Executive body of the Government of Portugal

Portuguese Ministerial Standard.

The Council of Ministers (Conselho de Ministros, /pt/) is a collegial executive body within the Government of Portugal. It is presided over by the Prime Minister, but the President of Portugal can take on this role at the Prime Minister's request. All senior ministers are members of the Council of Ministers, and when the prime minister finds it applicable, state secretaries can also attend its meetings.

== Functions ==

The Council of Ministers discusses and approves bills to be submitted to the Assembly of the Republic and decrees and resolutions.

==Current Council of Ministers==

As of 5 June 2025, the Council of Ministers consisted of the following:

| Party key |  | Social Democratic Party |
|  | CDS – People's Party |
|  | Independent |

| Ministry | Incumbent |  | Term |
|---|---|---|---|
| Prime Minister |  | Luís Montenegro | 5 June 2025 – Incumbent |
| Foreign Affairs |  | Paulo Rangel | 5 June 2025 – Incumbent |
| Finance |  | Joaquim Miranda Sarmento | 5 June 2025 – Incumbent |
| Presidency |  | António Leitão Amaro | 5 June 2025 – Incumbent |
| Economy and Territorial Cohesion |  | Manuel Castro Almeida | 5 June 2025 – Incumbent |
| State Reform |  | Gonçalo Saraiva Matias | 5 June 2025 – Incumbent |
| Parliamentary Affairs |  | Carlos Abreu Amorim | 5 June 2025 – Incumbent |
| National Defence |  | Nuno Melo | 5 June 2025 – Incumbent |
| Infrastructure and Housing |  | Miguel Pinto Luz | 5 June 2025 – Incumbent |
| Justice |  | Rita Júdice | 5 June 2025 – Incumbent |
| Internal Administration |  | Luís Neves | 23 February 2026 – Incumbent |
| Education, Science and Innovation |  | Fernando Alexandre | 5 June 2025 – Incumbent |
| Health |  | Ana Paula Martins | 5 June 2025 – Incumbent |
| Labour, Solidarity, and Social Security |  | Maria do Rosário Palma Ramalho | 5 June 2025 – Incumbent |
| Environment and Energy |  | Graça Carvalho | 2 April 2024 – Incumbent |
| Culture, Youth and Sports |  | Margarida Balseiro Lopes | 5 June 2025 – Incumbent |
| Agriculture and Sea |  | José Manuel Fernandes | 5 June 2025 – Incumbent |

The Secretary of State for the Presidency of the Council of Ministers (Tiago Meneses Moutinho Macierinha) also attends the meetings of the Council of Ministers, but without voting rights.

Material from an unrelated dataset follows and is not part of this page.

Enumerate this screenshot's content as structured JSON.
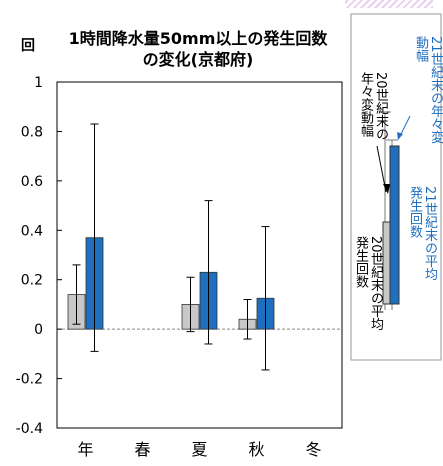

== Presidency of the Council of Ministers ==

The Presidency of the Council of Ministers is the central department of the Government of Portugal whose mission is to provide support to the Council of Ministers, the Prime Minister and the other members of the Government organically integrated there and promote inter-ministerial coordination of the various government departments.

In accordance with the Organic Law of the XXV Constitutional Government, the Presidency of the Council of Ministers comprises the following members of the Government:

- Minister of the Presidency
  - Secretary of State Adjunct for the Presidency and Immigration
  - Secretary of State for the Presidency of the Council of Ministers
  - Secretary of State for the Presidency
- Minister Adjunct and for State Reform
  - Secretary of State for Digitalization
  - Secretary of State for Government Simplification
- Minister of Parliamentary Affairs
- Minister of Infrastructure and Housing
  - Secretary of State for Infrastructure
  - Secretary of State for Mobility
  - Secretary of State for Housing

The Presidency of the Council of Ministers also provides support to the dependent services of the Prime Minister, as well as those of the Minister of the Presidency, Minister Adjunct and for State Reform, Minister of Parliamentary Affairs, Minister of Infrastructure and Housing, and the Minister of Culture, Youth and Sports.